MARITIMAE
INTOXICATIONES*
Maritimes ivresses
En des terres lointaines, au cri de l'oisillon,
Les océans égrènent de la lame iodée,
L'inconstance des flots, de remous désodés,
Privés du sel marin, de fastueux tourbillons.
Monte des chaudes îles, en un lointain chahut,
Une étrange cacarde fusant des palmeraies ;
Les sirènes y voilent, et pour s'en emparer,
La dense tonitruance écachée de cohue.
En un mirage né du dédaigneux tumulte,
S'ouvrent du miroitement de la digue océane,
Quand poudroie le Phébus, le rire des gitanes,
L'aigre voix de tziganes, élevée en un culte
A l'éveil de marées émergées du sopor
Des confluentes vagues jouxtées d'autres rives,
Celles que les amants foulent de la dérive
D'étreintes enhardies, sans support.
De loin, s'ébrouent les baleines accortes,
Jubartes dont les bosses soulèvent
Des frisures de l'onde, l'étrange grève
De laquelle s'isolent les sargasses mortes.
Fortune de cristaux, richesse de rorqual,
Soutenues du labre en sa fraie, de tanches,
De crayeuses pointes de coraux étanches ;
Entre elles, festoient d'insatiables squales.
Les briffauds au ventre des fonds bleus
S'en repaissent, alourdis de plancton,
De fretin enlacé aux rochers, d'avortons
Poussés des courants, du pavillon sableux.

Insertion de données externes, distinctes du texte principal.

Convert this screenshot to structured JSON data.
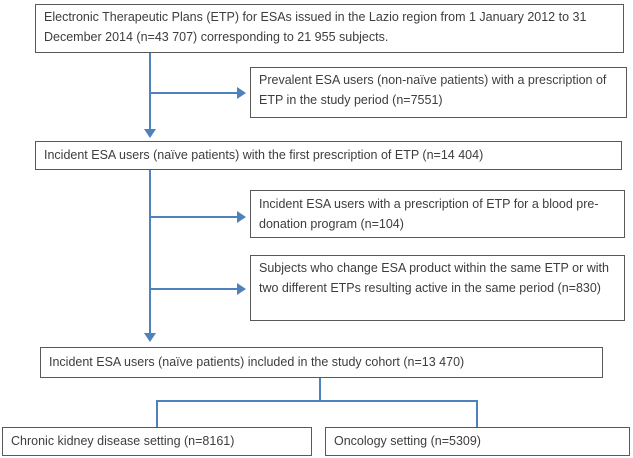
{
  "diagram": {
    "type": "flowchart",
    "description": "Patient selection flow for ESA study in Lazio region",
    "colors": {
      "arrow": "#4f81bd",
      "box_border": "#595959",
      "text": "#3d3d3d",
      "background": "#ffffff"
    },
    "boxes": {
      "source": {
        "text": "Electronic Therapeutic Plans (ETP) for ESAs issued in the Lazio region from 1 January 2012 to 31 December 2014 (n=43 707) corresponding to 21 955 subjects."
      },
      "prevalent_excluded": {
        "text": "Prevalent ESA users (non-naïve patients) with a prescription of ETP in the study period (n=7551)"
      },
      "incident_first_etp": {
        "text": "Incident ESA users (naïve patients) with the first prescription of ETP (n=14 404)"
      },
      "pre_donation_excluded": {
        "text": "Incident ESA users with a prescription of ETP for a blood pre-donation program (n=104)"
      },
      "product_switch_excluded": {
        "text": "Subjects who change ESA product within the same ETP or with two different ETPs resulting active in the same period (n=830)"
      },
      "study_cohort": {
        "text": "Incident ESA users (naïve patients) included in the study cohort (n=13 470)"
      },
      "ckd_setting": {
        "text": "Chronic kidney disease setting (n=8161)"
      },
      "oncology_setting": {
        "text": "Oncology setting (n=5309)"
      }
    }
  }
}
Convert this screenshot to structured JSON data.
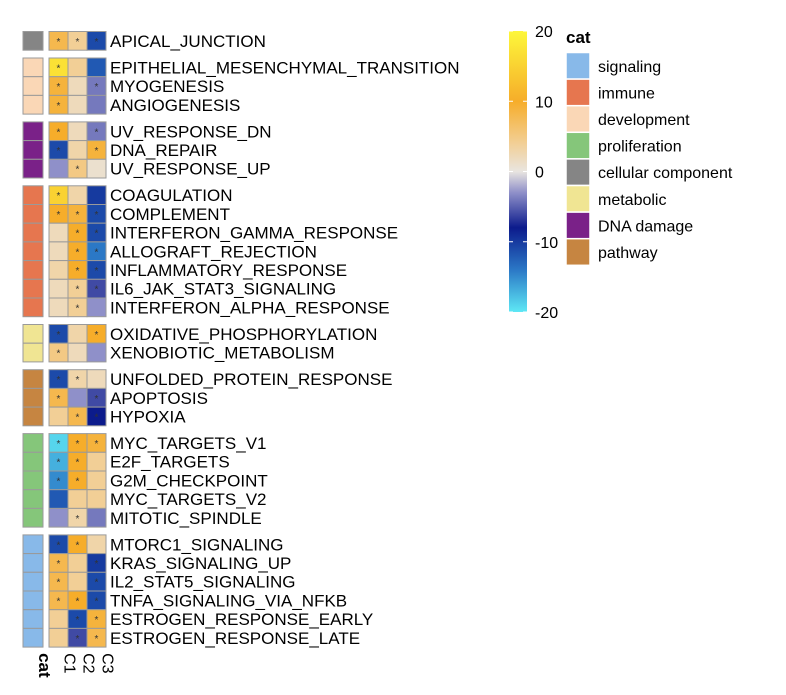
{
  "chart_data": {
    "type": "heatmap",
    "columns": [
      "C1",
      "C2",
      "C3"
    ],
    "category_axis_label": "cat",
    "color_scale": {
      "min": -20,
      "max": 20,
      "ticks": [
        20,
        10,
        0,
        -10,
        -20
      ],
      "stops": [
        {
          "value": -20,
          "color": "#5ee8f5"
        },
        {
          "value": -14,
          "color": "#2b78c6"
        },
        {
          "value": -8,
          "color": "#0c1b8c"
        },
        {
          "value": -3,
          "color": "#8f90c9"
        },
        {
          "value": 0,
          "color": "#e9e5e0"
        },
        {
          "value": 4,
          "color": "#f2cf96"
        },
        {
          "value": 10,
          "color": "#f6ad2a"
        },
        {
          "value": 20,
          "color": "#fdf73a"
        }
      ]
    },
    "legend": {
      "title": "cat",
      "placement": "right",
      "entries": [
        {
          "name": "signaling",
          "color": "#88b9e9"
        },
        {
          "name": "immune",
          "color": "#e6764f"
        },
        {
          "name": "development",
          "color": "#fad7b6"
        },
        {
          "name": "proliferation",
          "color": "#85c67a"
        },
        {
          "name": "cellular component",
          "color": "#858585"
        },
        {
          "name": "metabolic",
          "color": "#f0e593"
        },
        {
          "name": "DNA damage",
          "color": "#7a2188"
        },
        {
          "name": "pathway",
          "color": "#c68541"
        }
      ]
    },
    "groups": [
      {
        "category": "cellular component",
        "rows": [
          {
            "label": "APICAL_JUNCTION",
            "values": [
              8,
              4,
              -11
            ],
            "stars": [
              true,
              true,
              true
            ]
          }
        ]
      },
      {
        "category": "development",
        "rows": [
          {
            "label": "EPITHELIAL_MESENCHYMAL_TRANSITION",
            "values": [
              17,
              4,
              -12
            ],
            "stars": [
              true,
              false,
              false
            ]
          },
          {
            "label": "MYOGENESIS",
            "values": [
              9,
              2,
              -4
            ],
            "stars": [
              true,
              false,
              true
            ]
          },
          {
            "label": "ANGIOGENESIS",
            "values": [
              9,
              2,
              -4
            ],
            "stars": [
              true,
              false,
              false
            ]
          }
        ]
      },
      {
        "category": "DNA damage",
        "rows": [
          {
            "label": "UV_RESPONSE_DN",
            "values": [
              10,
              2,
              -4
            ],
            "stars": [
              true,
              false,
              true
            ]
          },
          {
            "label": "DNA_REPAIR",
            "values": [
              -11,
              3,
              9
            ],
            "stars": [
              true,
              false,
              true
            ]
          },
          {
            "label": "UV_RESPONSE_UP",
            "values": [
              -3,
              5,
              1
            ],
            "stars": [
              false,
              true,
              false
            ]
          }
        ]
      },
      {
        "category": "immune",
        "rows": [
          {
            "label": "COAGULATION",
            "values": [
              15,
              3,
              -10
            ],
            "stars": [
              true,
              false,
              false
            ]
          },
          {
            "label": "COMPLEMENT",
            "values": [
              10,
              9,
              -11
            ],
            "stars": [
              true,
              true,
              true
            ]
          },
          {
            "label": "INTERFERON_GAMMA_RESPONSE",
            "values": [
              2,
              10,
              -11
            ],
            "stars": [
              false,
              true,
              true
            ]
          },
          {
            "label": "ALLOGRAFT_REJECTION",
            "values": [
              2,
              10,
              -14
            ],
            "stars": [
              false,
              true,
              true
            ]
          },
          {
            "label": "INFLAMMATORY_RESPONSE",
            "values": [
              3,
              10,
              -11
            ],
            "stars": [
              false,
              true,
              true
            ]
          },
          {
            "label": "IL6_JAK_STAT3_SIGNALING",
            "values": [
              2,
              4,
              -6
            ],
            "stars": [
              false,
              true,
              true
            ]
          },
          {
            "label": "INTERFERON_ALPHA_RESPONSE",
            "values": [
              2,
              4,
              -3
            ],
            "stars": [
              false,
              true,
              false
            ]
          }
        ]
      },
      {
        "category": "metabolic",
        "rows": [
          {
            "label": "OXIDATIVE_PHOSPHORYLATION",
            "values": [
              -11,
              3,
              10
            ],
            "stars": [
              true,
              false,
              true
            ]
          },
          {
            "label": "XENOBIOTIC_METABOLISM",
            "values": [
              5,
              2,
              -3
            ],
            "stars": [
              true,
              false,
              false
            ]
          }
        ]
      },
      {
        "category": "pathway",
        "rows": [
          {
            "label": "UNFOLDED_PROTEIN_RESPONSE",
            "values": [
              -11,
              3,
              2
            ],
            "stars": [
              true,
              true,
              false
            ]
          },
          {
            "label": "APOPTOSIS",
            "values": [
              8,
              -3,
              -6
            ],
            "stars": [
              true,
              false,
              true
            ]
          },
          {
            "label": "HYPOXIA",
            "values": [
              4,
              8,
              -8
            ],
            "stars": [
              false,
              true,
              true
            ]
          }
        ]
      },
      {
        "category": "proliferation",
        "rows": [
          {
            "label": "MYC_TARGETS_V1",
            "values": [
              -19,
              10,
              9
            ],
            "stars": [
              true,
              true,
              true
            ]
          },
          {
            "label": "E2F_TARGETS",
            "values": [
              -17,
              10,
              4
            ],
            "stars": [
              true,
              true,
              false
            ]
          },
          {
            "label": "G2M_CHECKPOINT",
            "values": [
              -15,
              10,
              4
            ],
            "stars": [
              true,
              true,
              false
            ]
          },
          {
            "label": "MYC_TARGETS_V2",
            "values": [
              -12,
              4,
              4
            ],
            "stars": [
              false,
              false,
              false
            ]
          },
          {
            "label": "MITOTIC_SPINDLE",
            "values": [
              -3,
              3,
              -4
            ],
            "stars": [
              false,
              true,
              false
            ]
          }
        ]
      },
      {
        "category": "signaling",
        "rows": [
          {
            "label": "MTORC1_SIGNALING",
            "values": [
              -11,
              10,
              3
            ],
            "stars": [
              true,
              true,
              false
            ]
          },
          {
            "label": "KRAS_SIGNALING_UP",
            "values": [
              8,
              4,
              -10
            ],
            "stars": [
              true,
              false,
              true
            ]
          },
          {
            "label": "IL2_STAT5_SIGNALING",
            "values": [
              8,
              4,
              -11
            ],
            "stars": [
              true,
              false,
              true
            ]
          },
          {
            "label": "TNFA_SIGNALING_VIA_NFKB",
            "values": [
              8,
              10,
              -11
            ],
            "stars": [
              true,
              true,
              true
            ]
          },
          {
            "label": "ESTROGEN_RESPONSE_EARLY",
            "values": [
              4,
              -11,
              9
            ],
            "stars": [
              false,
              true,
              true
            ]
          },
          {
            "label": "ESTROGEN_RESPONSE_LATE",
            "values": [
              4,
              -6,
              8
            ],
            "stars": [
              false,
              true,
              true
            ]
          }
        ]
      }
    ]
  }
}
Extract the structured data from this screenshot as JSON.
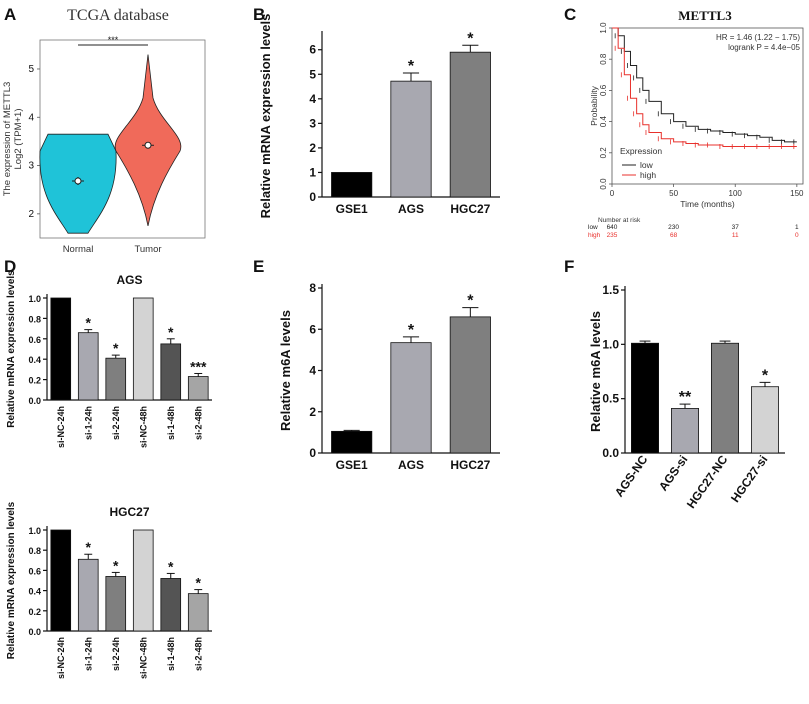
{
  "panels": {
    "A": "A",
    "B": "B",
    "C": "C",
    "D": "D",
    "E": "E",
    "F": "F"
  },
  "chart_data": [
    {
      "id": "A",
      "type": "violin",
      "title": "TCGA database",
      "ylabel_line1": "The expression of METTL3",
      "ylabel_line2": "Log2 (TPM+1)",
      "categories": [
        "Normal",
        "Tumor"
      ],
      "medians": [
        2.68,
        3.42
      ],
      "ranges": [
        [
          1.6,
          3.65
        ],
        [
          1.75,
          5.3
        ]
      ],
      "colors": [
        "#1fc3d8",
        "#f06a5a"
      ],
      "significance": "***",
      "yticks": [
        2,
        3,
        4,
        5
      ],
      "ylim": [
        1.5,
        5.6
      ]
    },
    {
      "id": "B",
      "type": "bar",
      "ylabel": "Relative mRNA expression levels",
      "categories": [
        "GSE1",
        "AGS",
        "HGC27"
      ],
      "values": [
        1.0,
        4.72,
        5.9
      ],
      "errors": [
        0,
        0.33,
        0.28
      ],
      "sig": [
        "",
        "*",
        "*"
      ],
      "colors": [
        "#000000",
        "#a8a8b0",
        "#7f7f7f"
      ],
      "yticks": [
        0,
        1,
        2,
        3,
        4,
        5,
        6
      ],
      "ylim": [
        0,
        6.6
      ]
    },
    {
      "id": "C",
      "type": "line",
      "title": "METTL3",
      "xlabel": "Time (months)",
      "ylabel": "Probability",
      "hr_text": "HR = 1.46 (1.22 − 1.75)",
      "logrank_text": "logrank P = 4.4e−05",
      "legend_title": "Expression",
      "series": [
        {
          "name": "low",
          "color": "#222222",
          "x": [
            0,
            5,
            10,
            15,
            20,
            25,
            30,
            40,
            50,
            60,
            70,
            80,
            90,
            100,
            110,
            120,
            130,
            140,
            150
          ],
          "y": [
            1.0,
            0.95,
            0.85,
            0.76,
            0.68,
            0.6,
            0.53,
            0.45,
            0.4,
            0.37,
            0.35,
            0.34,
            0.33,
            0.32,
            0.31,
            0.3,
            0.28,
            0.27,
            0.27
          ]
        },
        {
          "name": "high",
          "color": "#e8312c",
          "x": [
            0,
            5,
            10,
            15,
            20,
            25,
            30,
            40,
            50,
            60,
            70,
            80,
            90,
            100,
            110,
            120,
            130,
            140,
            150
          ],
          "y": [
            1.0,
            0.87,
            0.7,
            0.55,
            0.45,
            0.38,
            0.33,
            0.29,
            0.27,
            0.26,
            0.25,
            0.25,
            0.24,
            0.24,
            0.24,
            0.24,
            0.24,
            0.24,
            0.24
          ]
        }
      ],
      "xticks": [
        0,
        50,
        100,
        150
      ],
      "yticks": [
        0.0,
        0.2,
        0.4,
        0.6,
        0.8,
        1.0
      ],
      "xlim": [
        0,
        155
      ],
      "ylim": [
        0,
        1.0
      ],
      "risk_header": "Number at risk",
      "risk_rows": [
        {
          "label": "low",
          "values": [
            "640",
            "230",
            "37",
            "1"
          ],
          "color": "#222222"
        },
        {
          "label": "high",
          "values": [
            "235",
            "68",
            "11",
            "0"
          ],
          "color": "#e8312c"
        }
      ]
    },
    {
      "id": "D1",
      "type": "bar",
      "title": "AGS",
      "ylabel": "Relative mRNA expression levels",
      "categories": [
        "si-NC-24h",
        "si-1-24h",
        "si-2-24h",
        "si-NC-48h",
        "si-1-48h",
        "si-2-48h"
      ],
      "values": [
        1.0,
        0.66,
        0.41,
        1.0,
        0.55,
        0.23
      ],
      "errors": [
        0,
        0.03,
        0.03,
        0,
        0.05,
        0.03
      ],
      "sig": [
        "",
        "*",
        "*",
        "",
        "*",
        "***"
      ],
      "colors": [
        "#000000",
        "#a8a8b0",
        "#7f7f7f",
        "#d3d3d3",
        "#545454",
        "#a5a5a5"
      ],
      "yticks": [
        0.0,
        0.2,
        0.4,
        0.6,
        0.8,
        1.0
      ],
      "ylim": [
        0,
        1.0
      ]
    },
    {
      "id": "D2",
      "type": "bar",
      "title": "HGC27",
      "ylabel": "Relative mRNA expression levels",
      "categories": [
        "si-NC-24h",
        "si-1-24h",
        "si-2-24h",
        "si-NC-48h",
        "si-1-48h",
        "si-2-48h"
      ],
      "values": [
        1.0,
        0.71,
        0.54,
        1.0,
        0.52,
        0.37
      ],
      "errors": [
        0,
        0.05,
        0.04,
        0,
        0.05,
        0.04
      ],
      "sig": [
        "",
        "*",
        "*",
        "",
        "*",
        "*"
      ],
      "colors": [
        "#000000",
        "#a8a8b0",
        "#7f7f7f",
        "#d3d3d3",
        "#545454",
        "#a5a5a5"
      ],
      "yticks": [
        0.0,
        0.2,
        0.4,
        0.6,
        0.8,
        1.0
      ],
      "ylim": [
        0,
        1.0
      ]
    },
    {
      "id": "E",
      "type": "bar",
      "ylabel": "Relative m6A levels",
      "categories": [
        "GSE1",
        "AGS",
        "HGC27"
      ],
      "values": [
        1.05,
        5.35,
        6.6
      ],
      "errors": [
        0.05,
        0.28,
        0.45
      ],
      "sig": [
        "",
        "*",
        "*"
      ],
      "colors": [
        "#000000",
        "#a8a8b0",
        "#7f7f7f"
      ],
      "yticks": [
        0,
        2,
        4,
        6,
        8
      ],
      "ylim": [
        0,
        8
      ]
    },
    {
      "id": "F",
      "type": "bar",
      "ylabel": "Relative m6A levels",
      "categories": [
        "AGS-NC",
        "AGS-si",
        "HGC27-NC",
        "HGC27-si"
      ],
      "values": [
        1.01,
        0.41,
        1.01,
        0.61
      ],
      "errors": [
        0.02,
        0.04,
        0.02,
        0.04
      ],
      "sig": [
        "",
        "**",
        "",
        "*"
      ],
      "colors": [
        "#000000",
        "#a8a8b0",
        "#7f7f7f",
        "#d3d3d3"
      ],
      "yticks": [
        0.0,
        0.5,
        1.0,
        1.5
      ],
      "ylim": [
        0,
        1.5
      ]
    }
  ]
}
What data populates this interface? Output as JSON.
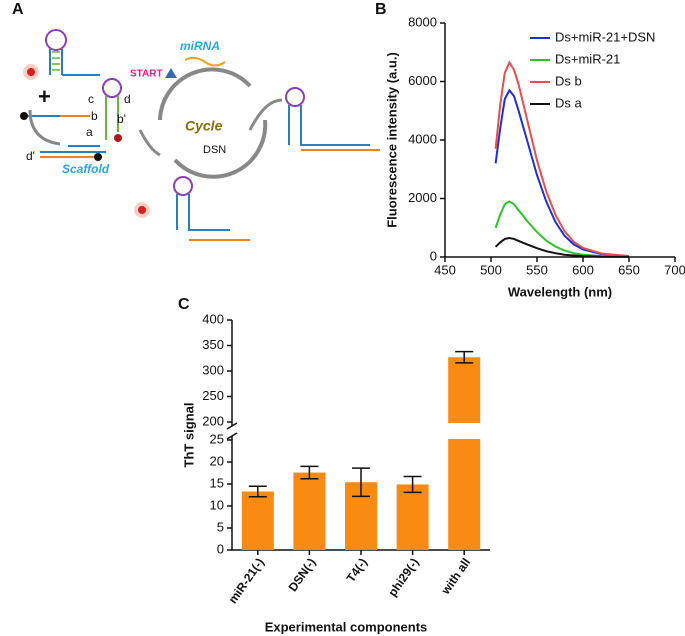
{
  "diagram": {
    "label": "A",
    "mirna": "miRNA",
    "start": "START",
    "cycle": "Cycle",
    "enzyme": "DSN",
    "scaffold": "Scaffold",
    "strands": [
      "a",
      "b",
      "c",
      "d",
      "b'",
      "d'"
    ]
  },
  "chart_data": [
    {
      "label": "B",
      "type": "line",
      "x_label": "Wavelength (nm)",
      "y_label": "Fluorescence intensity (a.u.)",
      "x": [
        505,
        510,
        515,
        520,
        525,
        530,
        540,
        550,
        560,
        570,
        580,
        590,
        600,
        620,
        650
      ],
      "series": [
        {
          "name": "Ds+miR-21+DSN",
          "color": "#1f2fd6",
          "values": [
            3200,
            4400,
            5400,
            5700,
            5500,
            5000,
            3900,
            2800,
            1900,
            1200,
            720,
            430,
            260,
            100,
            25
          ]
        },
        {
          "name": "Ds+miR-21",
          "color": "#2fbf2f",
          "values": [
            1000,
            1450,
            1800,
            1900,
            1800,
            1600,
            1200,
            850,
            560,
            360,
            220,
            130,
            80,
            30,
            10
          ]
        },
        {
          "name": "Ds b",
          "color": "#e0504f",
          "values": [
            3700,
            5200,
            6300,
            6650,
            6400,
            5900,
            4600,
            3300,
            2250,
            1450,
            880,
            520,
            310,
            120,
            30
          ]
        },
        {
          "name": "Ds a",
          "color": "#111111",
          "values": [
            350,
            500,
            620,
            650,
            620,
            550,
            420,
            300,
            200,
            130,
            80,
            50,
            30,
            10,
            5
          ]
        }
      ],
      "xlim": [
        450,
        700
      ],
      "xticks": [
        450,
        500,
        550,
        600,
        650,
        700
      ],
      "ylim": [
        0,
        8000
      ],
      "yticks": [
        0,
        2000,
        4000,
        6000,
        8000
      ],
      "legend": "upper right"
    },
    {
      "label": "C",
      "type": "bar",
      "x_label": "Experimental components",
      "y_label": "ThT signal",
      "categories": [
        "miR-21(-)",
        "DSN(-)",
        "T4(-)",
        "phi29(-)",
        "with all"
      ],
      "values": [
        13.3,
        17.6,
        15.4,
        14.9,
        327
      ],
      "errors": [
        1.2,
        1.4,
        3.2,
        1.8,
        11
      ],
      "color": "#f98b12",
      "ylim": [
        0,
        400
      ],
      "axis_break": [
        25,
        200
      ],
      "yticks": [
        0,
        5,
        10,
        15,
        20,
        25,
        200,
        250,
        300,
        350,
        400
      ]
    }
  ]
}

Le monde est à ce point, de cossus privilèges,
Inondé de plombée, d'aquatiques ventées ;
L'atoll conquis de la faune, se laisse tenter,
Jouant l'émissaire, l'herméneute qu'assiège
La masse ; elle renfloue de la magnificence,
La féerique extase dont le silence entaille,
De goulues révérences, l'harmonieuse baille
Aux seyantes marbrures de nitescence.
Que ne suis-je en l'ivresse de cette poésie,
Trouvère de bohème tierce, ménestrel
Grisé de florales effluves ignorées du pétrel
En bombance, sans montre d'agueusie !
De mes rires éteints, aux atones désirs,
Les mouettes se délient, heureuses
De confondre de la nue, l'ouateuse
Percée, la débâcle, pour lentement gésir
Sur la berge ; les crachins y conspuent
Des poussives gangues, pulsatiles échos
Aux rais désaccordés, frimas dont l'écot
Satisfait d'une taxe, le biotope repu.
Emmurés d'ascensionnelles luttes,
Voyagent étés et printemps de Gauguin ;
Si pour le temporel, la vieillesse est un gain,
L'onde, de l'esthète, attise la culbute.